Naissance de la responsabilité

Dominique TEMPLE | 1996

La raison de la réciprocité

Depuis Marcel Mauss, l’anthropologie n’a cessé de confirmer que les communautés humaines sont (ou ont été) fondées par des structures de réciprocité  (lire la définition) . Mauss constate que les premières relations sociales sont des “prestations totales” : politesses, festins, rites, services militaires, femmes, enfants, danses, fêtes, foires sont toutes immédiatement enchâssées dans la réciprocité. Le sentiment d’humanité, enjeu de ces prestations, semble néanmoins venir d’ailleurs. Parce que né entre les uns et les autres, il n’appartient, en effet, à personne.

La réciprocité redouble l’action sur autrui – qui pour autrui est passion – de la passion que provoque l’action d’autrui. Elle est donc le moyen grâce auquel une perception unilatérale se redouble de sa perception antagoniste. De la relativisation de ces deux perceptions naît une conscience de conscience  (lire la définition) qui, dans l’équilibre parfait, devient une conscience d’elle-même. Cette conscience est en soi contradictoire  (lire la définition) , ce qui lui a valu le nom de « Tiers Inclus » que lui a donné Stéphane Lupasco [1]. Dans l’équilibre parfait du contradictoire, elle devient un sentiment pur, mais lorsque le contradictoire se déséquilibre en faveur d’un de ses pôles non-contradictoires, se profile à sa limite une conscience objective  (lire la définition) . Le contradictoire devient l’affectivité au cœur de la conscience humaine, tandis que le non-contradictoire se traduit par l’objectivité de la connaissance qui apparaît à son horizon.
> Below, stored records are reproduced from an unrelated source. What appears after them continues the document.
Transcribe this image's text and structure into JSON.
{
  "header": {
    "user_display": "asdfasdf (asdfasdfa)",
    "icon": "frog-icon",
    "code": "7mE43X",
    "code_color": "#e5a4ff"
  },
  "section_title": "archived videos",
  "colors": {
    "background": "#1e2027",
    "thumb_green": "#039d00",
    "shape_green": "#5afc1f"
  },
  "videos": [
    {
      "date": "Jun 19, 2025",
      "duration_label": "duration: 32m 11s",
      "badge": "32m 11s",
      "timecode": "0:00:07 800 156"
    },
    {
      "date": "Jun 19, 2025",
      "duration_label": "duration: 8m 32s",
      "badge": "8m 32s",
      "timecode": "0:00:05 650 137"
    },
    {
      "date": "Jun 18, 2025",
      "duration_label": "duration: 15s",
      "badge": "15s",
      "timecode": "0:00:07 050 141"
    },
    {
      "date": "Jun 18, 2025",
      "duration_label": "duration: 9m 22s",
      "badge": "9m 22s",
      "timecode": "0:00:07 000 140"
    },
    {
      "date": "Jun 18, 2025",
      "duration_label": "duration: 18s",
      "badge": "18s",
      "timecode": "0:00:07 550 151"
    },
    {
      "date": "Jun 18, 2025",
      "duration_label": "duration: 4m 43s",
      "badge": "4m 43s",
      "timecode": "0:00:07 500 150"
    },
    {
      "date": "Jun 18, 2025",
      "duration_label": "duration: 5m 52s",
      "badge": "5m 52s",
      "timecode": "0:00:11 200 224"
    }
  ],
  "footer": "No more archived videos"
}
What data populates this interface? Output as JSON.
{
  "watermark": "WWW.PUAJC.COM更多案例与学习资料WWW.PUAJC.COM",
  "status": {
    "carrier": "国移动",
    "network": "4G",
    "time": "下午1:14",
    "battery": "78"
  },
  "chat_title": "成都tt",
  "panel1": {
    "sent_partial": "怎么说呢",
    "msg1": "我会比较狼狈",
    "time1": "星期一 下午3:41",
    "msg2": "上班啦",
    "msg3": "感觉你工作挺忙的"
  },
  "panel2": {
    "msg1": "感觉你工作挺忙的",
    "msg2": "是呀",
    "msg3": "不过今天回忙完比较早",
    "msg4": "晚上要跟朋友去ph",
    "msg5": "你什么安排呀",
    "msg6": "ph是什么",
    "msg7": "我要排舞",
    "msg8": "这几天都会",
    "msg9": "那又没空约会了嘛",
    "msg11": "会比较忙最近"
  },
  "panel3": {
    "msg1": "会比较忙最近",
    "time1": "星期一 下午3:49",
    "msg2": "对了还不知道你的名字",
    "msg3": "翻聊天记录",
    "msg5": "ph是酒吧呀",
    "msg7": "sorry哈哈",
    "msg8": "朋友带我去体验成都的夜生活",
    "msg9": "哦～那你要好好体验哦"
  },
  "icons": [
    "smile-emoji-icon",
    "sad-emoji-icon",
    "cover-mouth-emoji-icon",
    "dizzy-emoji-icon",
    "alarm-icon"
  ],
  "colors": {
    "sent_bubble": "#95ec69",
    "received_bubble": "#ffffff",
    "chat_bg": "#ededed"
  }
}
Le Tiers inclus naît entre les deux partenaires qui se font face et s’exprime par la parole de chacun d’eux. Chacun est donc d’abord porte-parole du Tiers. Cependant, chaque chose impliquée dans une relation de réciprocité est tributaire d’une réalité biologique différente de ce qu’elle est appelée à signifier en tant que symbole [2]. Il faut donc que l’être-naissant-de-la-réciprocité se dégage de ses conditions d’origine, que les mots emportent leur sens hors des situations où ils l’ont reçu et qu’ils apprennent à signifier entre eux sans être forcés de se traduire par des images, voire des activités biologiques. Le sens rencontre néanmoins aussitôt une autre contrainte : pour pouvoir être engagé dans la communication par des signifiants non-contradictoires, le contradictoire doit passer nécessairement sous le joug de l’une de ses deux polarités non-contradictoires. Apparaissent donc deux modalités de la fonction symbolique à l’origine de deux principes d’organisation sociale : le principe d’union  (lire la définition) pour les sociétés dites « à maison », et le principe d’opposition  (lire la définition) pour les organisations dualistes – nous employons ici la terminologie de Lévi-Strauss [3].

Karl Polanyi a décrit ces deux formes d’intégration sociale : la première sous le nom de redistribution, la seconde sous le nom de réciprocité. Mais il a réduit la redistribution à une forme centralisée de la réciprocité [4].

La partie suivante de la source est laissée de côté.